Akses Disini, Jakarta — Juru Bicara DPP PKS, Pipin Sopian, menyebut DPR dan pemerintah gegabah dalam pembahasan RUU Ibu Kota Negara (RUU IKN).

Dia menilai pemerintah mengesampingkan partisipasi masyarakat dalam pembahasan RUU tersebut.

Pipin mengatakan, ada beberapa poin dalam RUU IKN yang belum final. Namun, RUU tentang Ibu Kota Negara Baru sudah dalam tahap pengambilan keputusan tingkat kedua.

“RUU IKN ini sudah diusulkan untuk dijadwalkan pada rapat paripurna pada 18 Januari. Seperti diburu-buru,” kata Pipin, Kamis (13/1/2022).


teks alternatif

Selain itu, Pipin menyebut banyak elemen masyarakat yang menolak membahas RUU IKN. Mulai dari akademisi, pakar hukum, pengamat politik. “Ini berpotensi menghilangkan peran suara sipil,” katanya.

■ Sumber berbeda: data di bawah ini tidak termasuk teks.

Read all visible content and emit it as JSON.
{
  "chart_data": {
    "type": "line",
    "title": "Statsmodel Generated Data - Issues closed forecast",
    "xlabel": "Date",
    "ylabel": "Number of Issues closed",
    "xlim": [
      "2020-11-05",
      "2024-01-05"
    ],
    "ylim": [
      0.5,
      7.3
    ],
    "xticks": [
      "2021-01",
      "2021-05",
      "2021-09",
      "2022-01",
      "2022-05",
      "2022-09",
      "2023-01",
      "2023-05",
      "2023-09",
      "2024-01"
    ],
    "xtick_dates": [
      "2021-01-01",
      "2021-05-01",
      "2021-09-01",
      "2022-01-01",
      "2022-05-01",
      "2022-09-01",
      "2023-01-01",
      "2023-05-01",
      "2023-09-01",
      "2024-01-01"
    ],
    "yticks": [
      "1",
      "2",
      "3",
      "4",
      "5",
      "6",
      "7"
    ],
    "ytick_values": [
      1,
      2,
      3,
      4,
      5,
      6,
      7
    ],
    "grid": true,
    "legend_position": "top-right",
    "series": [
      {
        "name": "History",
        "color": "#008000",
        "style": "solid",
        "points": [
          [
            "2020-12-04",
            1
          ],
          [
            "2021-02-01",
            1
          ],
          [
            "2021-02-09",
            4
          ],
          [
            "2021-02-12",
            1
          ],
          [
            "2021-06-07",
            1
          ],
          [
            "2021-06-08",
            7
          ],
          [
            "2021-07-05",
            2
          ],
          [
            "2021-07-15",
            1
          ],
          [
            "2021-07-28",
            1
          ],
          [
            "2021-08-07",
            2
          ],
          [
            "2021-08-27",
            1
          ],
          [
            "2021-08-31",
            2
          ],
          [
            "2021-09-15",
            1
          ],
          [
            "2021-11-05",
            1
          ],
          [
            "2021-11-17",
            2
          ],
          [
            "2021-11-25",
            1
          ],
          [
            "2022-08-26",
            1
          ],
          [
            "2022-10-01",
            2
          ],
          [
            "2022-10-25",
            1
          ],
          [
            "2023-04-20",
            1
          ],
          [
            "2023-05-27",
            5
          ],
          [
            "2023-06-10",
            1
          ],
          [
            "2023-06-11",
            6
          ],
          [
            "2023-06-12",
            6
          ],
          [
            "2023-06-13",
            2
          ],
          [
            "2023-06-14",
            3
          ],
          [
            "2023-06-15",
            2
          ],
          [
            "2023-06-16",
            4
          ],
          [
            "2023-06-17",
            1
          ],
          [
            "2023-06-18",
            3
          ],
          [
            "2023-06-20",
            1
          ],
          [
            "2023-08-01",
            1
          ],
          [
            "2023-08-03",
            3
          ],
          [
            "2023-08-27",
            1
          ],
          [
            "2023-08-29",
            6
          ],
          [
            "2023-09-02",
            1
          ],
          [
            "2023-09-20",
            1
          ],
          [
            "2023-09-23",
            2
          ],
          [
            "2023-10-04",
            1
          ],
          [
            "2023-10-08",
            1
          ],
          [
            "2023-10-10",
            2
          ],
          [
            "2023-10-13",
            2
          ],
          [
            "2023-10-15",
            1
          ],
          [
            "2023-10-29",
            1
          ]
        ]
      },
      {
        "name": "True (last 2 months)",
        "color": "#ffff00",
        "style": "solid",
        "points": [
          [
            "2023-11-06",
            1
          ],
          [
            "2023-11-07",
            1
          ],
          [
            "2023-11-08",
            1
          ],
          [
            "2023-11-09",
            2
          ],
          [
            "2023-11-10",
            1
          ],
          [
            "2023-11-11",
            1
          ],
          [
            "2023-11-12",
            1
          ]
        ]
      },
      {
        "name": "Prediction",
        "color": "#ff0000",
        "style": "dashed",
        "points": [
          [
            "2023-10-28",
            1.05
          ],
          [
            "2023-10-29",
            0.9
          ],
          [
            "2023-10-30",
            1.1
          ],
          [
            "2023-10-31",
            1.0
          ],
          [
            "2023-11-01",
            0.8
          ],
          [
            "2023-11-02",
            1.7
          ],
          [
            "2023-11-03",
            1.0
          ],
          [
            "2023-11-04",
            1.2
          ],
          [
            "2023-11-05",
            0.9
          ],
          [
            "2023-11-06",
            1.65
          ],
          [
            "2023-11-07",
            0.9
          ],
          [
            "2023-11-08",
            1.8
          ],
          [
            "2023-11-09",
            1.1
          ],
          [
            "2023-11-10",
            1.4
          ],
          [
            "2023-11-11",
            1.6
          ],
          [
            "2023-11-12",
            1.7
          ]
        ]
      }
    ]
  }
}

Oleh karena itu, Pipin mengatakan dengan tegas menolak RUU IKN. Ia mengatakan, pihaknya menilai percepatan pembahasan RUU IKN akan berdampak buruk bagi masyarakat.

“PKS secara tegas menolak karena akan berdampak mengancam kedaulatan NKRI, menambah utang, dan membebani APBN,” kata Pipin.

Sebelumnya, Anggota Komisi III Dewan Perwakilan Rakyat (DPR) dari Fraksi PDIP, H. Safaruddin, menyatakan RUU Ibukota Negara akan segera disahkan.

Ia berharap seluruh proses pembahasan rencana beleid dapat selesai dalam waktu dekat sehingga dapat disahkan menjadi undang-undang pada Januari 2022.

“Saya kira Januari ini bisa disahkan. Mudah-mudahan,” ujarnya saat Konsultasi Publik Pansus RUU IKN yang disiarkan di YouTube IKN Indonesia, Selasa 11 Januari 2022.